Instead of looking at plans for a European Energy Union, an EU summit later this week is set to deal with Greece and its financial woes yet again. Bernd Riegert filed this report from Brussels.
Greek Prime Minister Alexis Tsipras prevailed after all: it looks like he's being given the opportunity to address the Greek debt crisis at the upcoming EU summit on Thursday and Friday.
Current EU Council President Donald Tusk had previously refused to put the issue on the agenda, but after a flurry of phone calls between Tsipras, Tusk and EU Commission President Jean-Claude Juncker, there might very well be a special meeting on the sidelines of the summit.

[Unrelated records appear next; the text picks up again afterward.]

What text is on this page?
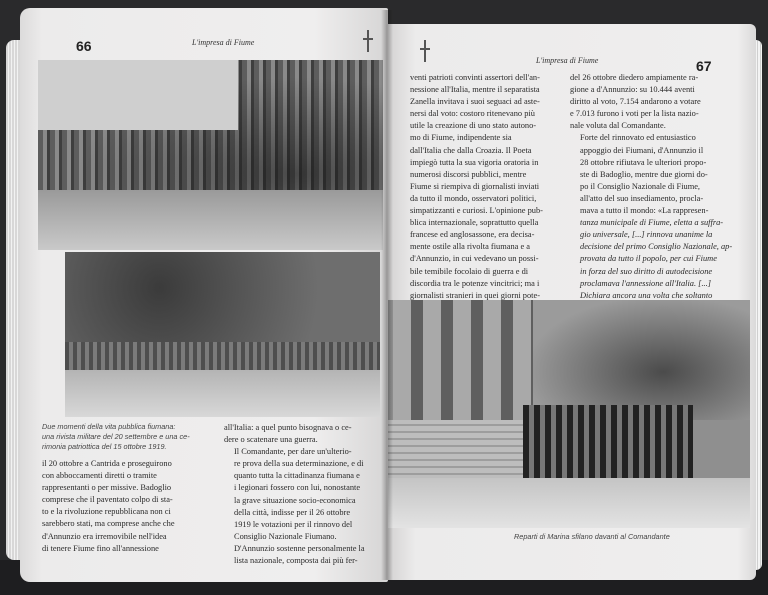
66	L'impresa di Fiume
Due momenti della vita pubblica fiumana:
una rivista militare del 20 settembre e una ce-
rimonia patriottica del 15 ottobre 1919.

il 20 ottobre a Cantrida e proseguirono
con abboccamenti diretti o tramite
rappresentanti o per missive. Badoglio
comprese che il paventato colpo di sta-
to e la rivoluzione repubblicana non ci
sarebbero stati, ma comprese anche che
d'Annunzio era irremovibile nell'idea
di tenere Fiume fino all'annessione

all'Italia: a quel punto bisognava o ce-
dere o scatenare una guerra.

Il Comandante, per dare un'ulterio-
re prova della sua determinazione, e di
quanto tutta la cittadinanza fiumana e
i legionari fossero con lui, nonostante
la grave situazione socio-economica
della città, indisse per il 26 ottobre
1919 le votazioni per il rinnovo del
Consiglio Nazionale Fiumano.
D'Annunzio sostenne personalmente la
lista nazionale, composta dai più fer-

L'impresa di Fiume	67

venti patrioti convinti assertori dell'an-
nessione all'Italia, mentre il separatista
Zanella invitava i suoi seguaci ad aste-
nersi dal voto: costoro ritenevano più
utile la creazione di uno stato autono-
mo di Fiume, indipendente sia
dall'Italia che dalla Croazia. Il Poeta
impiegò tutta la sua vigoria oratoria in
numerosi discorsi pubblici, mentre
Fiume si riempiva di giornalisti inviati
da tutto il mondo, osservatori politici,
simpatizzanti e curiosi. L'opinione pub-
blica internazionale, soprattutto quella
francese ed anglosassone, era decisa-
mente ostile alla rivolta fiumana e a
d'Annunzio, in cui vedevano un possi-
bile temibile focolaio di guerra e di
discordia tra le potenze vincitrici; ma i
giornalisti stranieri in quei giorni pote-

del 26 ottobre diedero ampiamente ra-
gione a d'Annunzio: su 10.444 aventi
diritto al voto, 7.154 andarono a votare
e 7.013 furono i voti per la lista nazio-
nale voluta dal Comandante.

Forte del rinnovato ed entusiastico
appoggio dei Fiumani, d'Annunzio il
28 ottobre rifiutava le ulteriori propo-
ste di Badoglio, mentre due giorni do-
po il Consiglio Nazionale di Fiume,
all'atto del suo insediamento, procla-
mava a tutto il mondo: «La rappresen-
tanza municipale di Fiume, eletta a suffra-
gio universale, [...] rinnova unanime la
decisione del primo Consiglio Nazionale, ap-
provata da tutto il popolo, per cui Fiume
in forza del suo diritto di autodecisione
proclamava l'annessione all'Italia. [...]
Dichiara ancora una volta che soltanto

Reparti di Marina sfilano davanti al Comandante
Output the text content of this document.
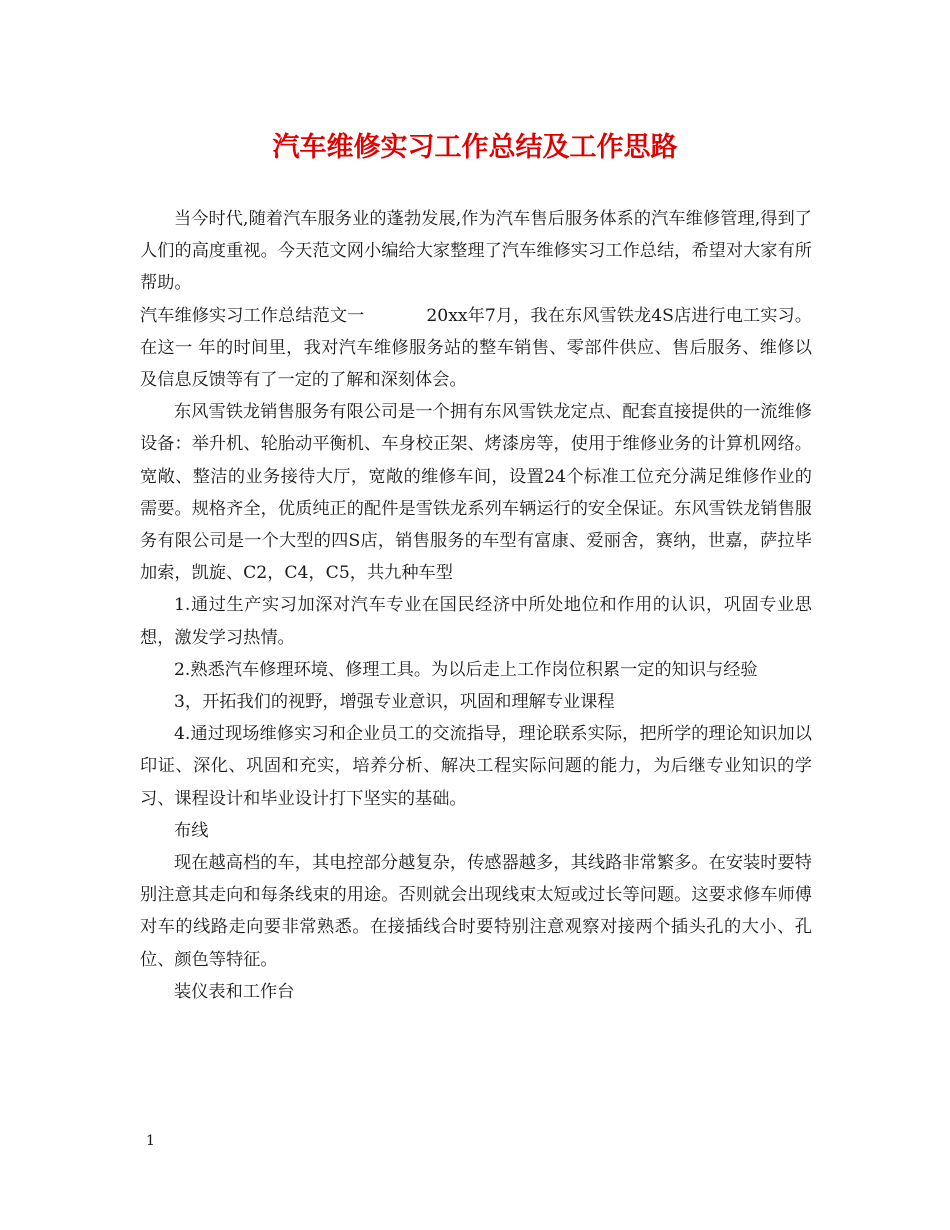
汽车维修实习工作总结及工作思路

当今时代,随着汽车服务业的蓬勃发展,作为汽车售后服务体系的汽车维修管理,得到了人们的高度重视。今天范文网小编给大家整理了汽车维修实习工作总结，希望对大家有所帮助。

汽车维修实习工作总结范文一	20xx年7月，我在东风雪铁龙4S店进行电工实习。在这一 年的时间里，我对汽车维修服务站的整车销售、零部件供应、售后服务、维修以及信息反馈等有了一定的了解和深刻体会。

东风雪铁龙销售服务有限公司是一个拥有东风雪铁龙定点、配套直接提供的一流维修设备：举升机、轮胎动平衡机、车身校正架、烤漆房等，使用于维修业务的计算机网络。宽敞、整洁的业务接待大厅，宽敞的维修车间，设置24个标准工位充分满足维修作业的需要。规格齐全，优质纯正的配件是雪铁龙系列车辆运行的安全保证。东风雪铁龙销售服务有限公司是一个大型的四S店，销售服务的车型有富康、爱丽舍，赛纳，世嘉，萨拉毕加索，凯旋、C2，C4，C5，共九种车型

1.通过生产实习加深对汽车专业在国民经济中所处地位和作用的认识，巩固专业思想，激发学习热情。

2.熟悉汽车修理环境、修理工具。为以后走上工作岗位积累一定的知识与经验

3，开拓我们的视野，增强专业意识，巩固和理解专业课程

4.通过现场维修实习和企业员工的交流指导，理论联系实际，把所学的理论知识加以印证、深化、巩固和充实，培养分析、解决工程实际问题的能力，为后继专业知识的学习、课程设计和毕业设计打下坚实的基础。

布线

现在越高档的车，其电控部分越复杂，传感器越多，其线路非常繁多。在安装时要特别注意其走向和每条线束的用途。否则就会出现线束太短或过长等问题。这要求修车师傅对车的线路走向要非常熟悉。在接插线合时要特别注意观察对接两个插头孔的大小、孔位、颜色等特征。

装仪表和工作台

1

According to Greek Radio, it would include Tsipras, French President Francois Hollande, German Chancellor Angela Merkel, ECB chief Mario Draghi and Jean-Claude Juncker.
What is not clear, however, is what exactly the Greek Prime Minister hopes to achieve at the meeting. Over the past few days, he has repeatedly referred to political solutions for the massive confidence crisis between Greece and its euro zone partners.
"Whatever contributes to objectifying and relaxing the relationship between Europe and Greece is more than welcome these days," Michael Roth a senior official in Germany's Foreign Ministry, argued. "We should talk to each other and not about each other."
German Chancellor Merkel invited Tsipras to visit Berlin on Monday in an attempt to calm the waters - these past few days have seen rising tensions and increasingly venomous verbal attacks between Greek and German politicians.
Ahead of the Brussels summit, Slovenian Prime Minister Miro Cerar warned Greece not to overdo things. "Our citizens also suffer from austerity measures and cuts," he told Bloomberg News. "We can't overstretch solidarity because our taxpayers wouldn't agree." Slovenia has also been hit by the banking and debt crisis, but, being a euro country, it participates in the EU's Greek bailout.
Athens and the Euro Group had agreed on February 20 to extend the bailout for Greece, while the country is scheduled to prove by the end of April that it is implementing reforms. Talks between the Greek Finance Ministry and representatives of European and international lenders - collectively known as the troika - have been stalled, the Greek Ekathimerini newspaper says. The EU Commission, the International Monetary Fund (IMF) and the European Central Bank (ECB) are puzzled at Greece's true financial status. Finance Minister Varoufakis is adamant the country will meet all its requirements, calling the liquidity problems "insignificant."
"The situation is serious," European Commission spokesman Margaritis Schinas warned, adding that it's time to work toward fulfilling last month's agreement with the Euro Group. Germany's Süddeutsche Zeitung newspaper quoted Greek media as reporting the Greek government failed to pay 200 million euros ($210 million) in EU subsidies to Greek cotton farmers, diverting the funds into the general state budget instead. The Athens government is also tapping into reserves in state pension funds in order to stay solvent.
Staying afloat with treasury bills
In just a few days, the Greek government faces another debt deadline of almost two billion euros. Athens must roll over 1.6 billion euros in short-term notes, or t-bills, while the next installment of 350 million euros to the IMF is also due.
"Greece can't sell new t-bills on the market yet," Silvia Merler of the Brussels-based Bruegel research institute told DW, adding that it is limited to 15 billion euros anyway. These short-term treasury bills are mainly purchased by Greek banks, who in turn receive the money to buy the bills via the emergency liquidity assistance program (ELA) for Greek banks with the Greek central bank. That's not what the ELA program was meant for, and the ECB could actually put an end to this practice at any time.
Greece depends on the goodwill of the ECB's chief, Mario Draghi, who is said to have urged Alexis Tsipras to go over his finances and put figures on the table. Greek deputy foreign minister Euklid Tskalotos has appealed to the ECB to allow more short-term t-bills, so now, the ECB will have to decide whether or not to further extend the emergency program for Greek banks.
Athens is also due to pay out state-backed pensions next week.
The financial experts at Bruegel assume that Greece will in fact meet its financial requirements. Tax income my have dropped significantly by about one billion euros in February, but experts at the think tank say Athens managed to offset that loss by slashing budget spending. But that won't work as a long-term strategy, warns Silvia Merler.
In the meantime, the new government is making good on some election promises, even if it means spending money.
"We will not return to the policies of austerity," Prime Minister Tsipras said in a newspaper interview. The government plans to shell out 200 million euros in food stamps and free electricity, and raise the minimum age over the coming months.
Back in Brussels, observers doubt whether these measures are consistent with the February agreement with the EU Group. The agreement stipulates that reforms - including cutting minimum wage - can't be retracted unilaterally.